TO THE EDITOR:
In the study by Schneiderman and colleagues [1], the lack of a significant difference between patients executing advance directives and those not offered the instrument may have resulted from physicians allowing patient autonomy only to the extent that they agreed with the decisions. Two recent case histories are illustrative.
A 70-year-old man with a history of alcoholic cirrhosis and delirium tremens was admitted for detoxification and was prophylactically treated with a benzodiazepine. He developed a stable period of decreased responsiveness despite discontinuing benzodiazepine therapy.
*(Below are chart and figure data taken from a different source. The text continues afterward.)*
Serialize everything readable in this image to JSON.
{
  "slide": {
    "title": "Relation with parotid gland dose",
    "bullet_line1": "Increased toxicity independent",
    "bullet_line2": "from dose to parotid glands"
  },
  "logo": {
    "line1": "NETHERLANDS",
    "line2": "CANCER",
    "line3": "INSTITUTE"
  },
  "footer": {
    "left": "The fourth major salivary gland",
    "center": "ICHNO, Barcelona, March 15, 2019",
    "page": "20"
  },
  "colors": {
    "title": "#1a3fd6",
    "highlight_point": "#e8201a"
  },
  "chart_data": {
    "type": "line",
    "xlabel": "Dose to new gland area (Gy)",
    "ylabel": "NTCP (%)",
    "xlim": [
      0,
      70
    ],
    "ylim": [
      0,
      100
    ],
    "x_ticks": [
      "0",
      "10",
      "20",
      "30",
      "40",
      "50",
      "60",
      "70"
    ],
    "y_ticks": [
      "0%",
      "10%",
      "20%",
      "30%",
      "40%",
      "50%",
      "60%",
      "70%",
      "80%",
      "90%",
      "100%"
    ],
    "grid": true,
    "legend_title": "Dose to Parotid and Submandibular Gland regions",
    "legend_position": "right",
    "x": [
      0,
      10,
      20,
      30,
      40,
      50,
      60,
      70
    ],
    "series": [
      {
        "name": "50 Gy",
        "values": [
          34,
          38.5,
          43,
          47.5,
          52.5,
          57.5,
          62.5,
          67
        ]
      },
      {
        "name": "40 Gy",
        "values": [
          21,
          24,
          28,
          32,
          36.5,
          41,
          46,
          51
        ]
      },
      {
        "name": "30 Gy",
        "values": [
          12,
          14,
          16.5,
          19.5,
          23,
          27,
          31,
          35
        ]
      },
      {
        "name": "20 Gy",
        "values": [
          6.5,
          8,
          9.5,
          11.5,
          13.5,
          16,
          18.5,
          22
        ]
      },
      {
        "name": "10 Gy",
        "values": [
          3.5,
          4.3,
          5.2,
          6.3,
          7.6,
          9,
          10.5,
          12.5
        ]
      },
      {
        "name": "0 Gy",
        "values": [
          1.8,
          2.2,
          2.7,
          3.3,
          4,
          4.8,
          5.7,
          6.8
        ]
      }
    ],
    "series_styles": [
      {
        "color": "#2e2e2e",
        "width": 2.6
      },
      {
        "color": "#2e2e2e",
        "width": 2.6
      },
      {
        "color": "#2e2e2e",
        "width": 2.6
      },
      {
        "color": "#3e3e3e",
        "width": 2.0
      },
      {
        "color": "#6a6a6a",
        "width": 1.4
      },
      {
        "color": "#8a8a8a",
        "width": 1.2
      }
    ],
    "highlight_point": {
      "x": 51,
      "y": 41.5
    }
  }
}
The attending recommended percutaneous gastrostomy feeding and placement in a nursing home. His wife, the patient's durable power for health affairs, refused percutaneous gastrostomy placement and asked that the patient's Dobhoff feeding tube be removed and that the patient be transferred to the palliative care unit. The attending flatly refused. An ethics committee consultation was required to negotiate the impasse. In accordance with the patient's living will and the wishes of his wife, the patient was transferred to the palliative care unit, where he died 2 days later.
An 80-year-old man came to the emergency room with chest pain. He had cardiorespiratory arrest and was resuscitated, intubated, and transferred to the intensive care unit. After a prolonged period of mechanical ventilation, he was extubated and transferred to a general medical ward. He made the housestaff aware of a previously executed living will and expressed his desire for no further aggressive therapy and for hospice placement. His attending physician of many years was adamantly opposed. The conflict was resolved by changing the care of the patient to a different physician, who acceded to the patient's request.
Since the enactment of the Patient Self-Determination Act, patients have been encouraged to express their treatment preferences. For many physicians this creates conflict. These two cases required extraordinary administrative effort and diplomatic skill to resolve, but I suspect that patients or their families commonly do not assert their preferences to such a degree as to cause conflict. Unless physicians are willing to tolerate patient decisions with which they do not agree, patient self-determination will be merely a buzzword.